La cinquième femme

L
Henning Mankell

La cinquième femme

Suède (1996) – Seuil (2000)

Titre original : Den femte kvinnan
Traduction d'Anna Gibson

Alors qu'il rentre à peine d'un voyage à Rome avec son père, Wallander est précipité dans une série de crimes plus horribles les uns que les autres (il ne fait pas bon vivre en Scanie...). Un vieillard, poète et ornithologue amateur, est retrouvé empalé sur des tiges de bambou acérés. Un fleuriste, connu pour son amour des orchidées, disparaît de Scanie alors qu'il devait se rendre au Kenya. On le retrouve trois semaines plus tard, étranglé au fond d'un bois. Rien ne semble relier ces deux crimes sauf leur brutalité...

La cinquième femme est exactement le même livre que Le guerrier solitaire – une histoire de vengeance contre des êtres abjects qui coulaient des jours heureux en Suède –, mais avec un autre habillage, plus cohérent que le précédent roman – ce qui n'est pas difficile –, mais plus sadique et plus violent encore, Mankell décrivant avec une gourmandise et un voyeurisme toujours aussi suspect les différents pièges dans lesquels tombent les victimes.

La justice privée étant, à l'exception du premier roman, le thème récurrent de l'œuvre, Mankell décide d'être, cette fois, très didactique, sans doute pour préciser une pensée jusqu'à présent peu diserte. Il fait donc progresser en parallèle l'enquête sur les meurtres – dont le lecteur moyen a rapidement compris qu'ils étaient des actes de vengeance –, et la constitution des milices de citoyens. On voit bien qu'il s'agit du même mais, pour être sûr que le message est bien passé, Mankell en remet une couche dans les dernières pages [1].

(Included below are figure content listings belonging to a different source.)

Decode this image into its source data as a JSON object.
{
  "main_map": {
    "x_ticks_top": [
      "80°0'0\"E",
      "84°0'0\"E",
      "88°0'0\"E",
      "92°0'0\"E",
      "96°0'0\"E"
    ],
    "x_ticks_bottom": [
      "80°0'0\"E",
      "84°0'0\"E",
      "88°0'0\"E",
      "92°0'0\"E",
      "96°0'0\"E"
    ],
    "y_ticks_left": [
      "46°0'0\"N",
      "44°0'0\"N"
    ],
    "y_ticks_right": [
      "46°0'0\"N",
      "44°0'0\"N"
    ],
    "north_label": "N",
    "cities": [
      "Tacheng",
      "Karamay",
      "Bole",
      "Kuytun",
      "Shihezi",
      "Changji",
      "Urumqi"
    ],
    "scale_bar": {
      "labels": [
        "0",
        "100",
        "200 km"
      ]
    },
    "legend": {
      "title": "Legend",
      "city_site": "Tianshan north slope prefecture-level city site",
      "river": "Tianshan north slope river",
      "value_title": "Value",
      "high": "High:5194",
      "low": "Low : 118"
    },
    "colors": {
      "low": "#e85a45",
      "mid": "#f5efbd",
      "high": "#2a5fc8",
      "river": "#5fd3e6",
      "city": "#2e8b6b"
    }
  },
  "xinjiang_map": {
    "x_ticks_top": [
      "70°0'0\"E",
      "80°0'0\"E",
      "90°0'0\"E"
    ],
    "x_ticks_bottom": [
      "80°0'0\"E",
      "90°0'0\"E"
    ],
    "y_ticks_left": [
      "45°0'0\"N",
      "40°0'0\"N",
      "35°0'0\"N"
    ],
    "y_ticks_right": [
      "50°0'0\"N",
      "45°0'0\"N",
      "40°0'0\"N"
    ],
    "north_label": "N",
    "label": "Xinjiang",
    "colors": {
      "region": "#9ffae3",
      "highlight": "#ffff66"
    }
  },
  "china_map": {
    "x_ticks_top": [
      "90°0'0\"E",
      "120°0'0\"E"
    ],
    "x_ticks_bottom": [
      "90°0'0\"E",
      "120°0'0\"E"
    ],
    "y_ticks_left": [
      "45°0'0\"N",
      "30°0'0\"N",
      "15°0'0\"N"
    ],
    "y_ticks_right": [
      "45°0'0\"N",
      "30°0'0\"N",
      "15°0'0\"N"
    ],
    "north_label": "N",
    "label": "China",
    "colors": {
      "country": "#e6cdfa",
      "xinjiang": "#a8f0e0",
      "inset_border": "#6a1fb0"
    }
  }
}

L'intérêt réel de La cinquième femme se trouve dans son très rapide épilogue, beaucoup moins bâclé d'ailleurs qu'à l'habitude. Pour la première fois, Mankell tente vraiment d'exprimer quelque chose d'important concernant la violence, sans pour autant, à mon sens, y parvenir. Toute l'histoire d'Yvonne Ander montre à quel point elle fut victime et, avec elle, toutes celles qu'elle vengea. Il est fort possible que, comme les policiers dont Mankell évoque la compréhension pour la meurtrière [2], les lecteurs aient pu développer une forte empathie pour Yvonne Ander.

Mankell Wallander La cinquième femmeSi Wallander prolonge les entretiens avec Yvonne au-delà des besoins de l'enquête (la "descente symbolique au fond du gouffre" de la page 563), c'est qu'il a besoin de réaffirmer le caractère monstrueux de cette femme qui possède en elle "la sagesse et la folie mêlées" (page 559). Il faut que le même constaté quelques paragraphes plus tôt entre les bons citoyens apprentis lyncheurs et la meurtrière ne soit finalement pas de même nature. Il faut qu'une ligne invisible les sépare, permettant d'affirmer que nous ne sommes pas tous des monstres, afin de pouvoir la condamner sans se condamner soi-même.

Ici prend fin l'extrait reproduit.